One study performed at Stanford University in America followed the female tennis team for 5 weeks as they tried to increase the amount they slept to 10 hours. What they found was that those who increased their sleep time ran faster sprints and hit fat more accurate tennis shots than those who got the usual amount of sleep. The same researcher also found in earlier studies that getting extra sleep vastly improve mood and alertness on both the male and female swim teams and men’s basketball team, again at Stanford University in America.
This improved performance could be explained by the fact that during sleep your body not only recovers from exercise and repairs itself but it also uses this time to replenish critical neurotransmitters (specialised chemicals) such as dopamine, adrenalin, noradrenalin and acetylcholine. Neurotransmitters are chemicals that are used to relay, amplify and modulate signals between a neuron and another cell and they are basically responsible for motivation, alertness and focus, which explains why the studies conducted at Stanford University found performance in tennis improved with more sleep.
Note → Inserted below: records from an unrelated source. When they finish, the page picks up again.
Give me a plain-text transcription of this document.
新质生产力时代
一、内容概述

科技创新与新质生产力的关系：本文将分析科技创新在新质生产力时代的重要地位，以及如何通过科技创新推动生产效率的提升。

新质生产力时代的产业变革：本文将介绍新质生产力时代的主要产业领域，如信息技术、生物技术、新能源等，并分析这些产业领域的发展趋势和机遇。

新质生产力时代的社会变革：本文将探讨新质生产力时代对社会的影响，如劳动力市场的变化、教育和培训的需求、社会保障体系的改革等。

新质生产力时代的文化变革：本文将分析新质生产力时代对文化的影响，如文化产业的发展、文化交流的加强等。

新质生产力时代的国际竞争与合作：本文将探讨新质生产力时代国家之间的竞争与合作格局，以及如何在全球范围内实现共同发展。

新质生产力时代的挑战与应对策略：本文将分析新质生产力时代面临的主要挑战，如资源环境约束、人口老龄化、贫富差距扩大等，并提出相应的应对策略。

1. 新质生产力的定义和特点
Providing your pre-sleep nutrition consists of a slow releasing protein that can drip feed amino acids to your muscles throughout the night, the time you sleep can be the most important for your muscles. This is because it’s during this time that the body releases the most amount of growth compound (in men as much as 70% of your daily human growth compound secretion can occur during early sleep which is typically when the deepest sleep cycles occur.) So providing you get enough sleep, your body is capable of restoring organs, bone, and tissue and can replenish immune cells and build muscle during this time, more than any other time of the day.
So what happens when you don’t get enough sleep? Well this can result in reduced anabolic hormones (such as growth hormone) and increased catabolic hormones like cortisol. Elevated cortisol levels can in turn suppress the immune system, reduce muscle mass and increase body fat. Also neurotransmitters are detrimentally affected meaning you won’t be as focused and alert during training and may find it hard to even get motivated to visit the gym in the first place.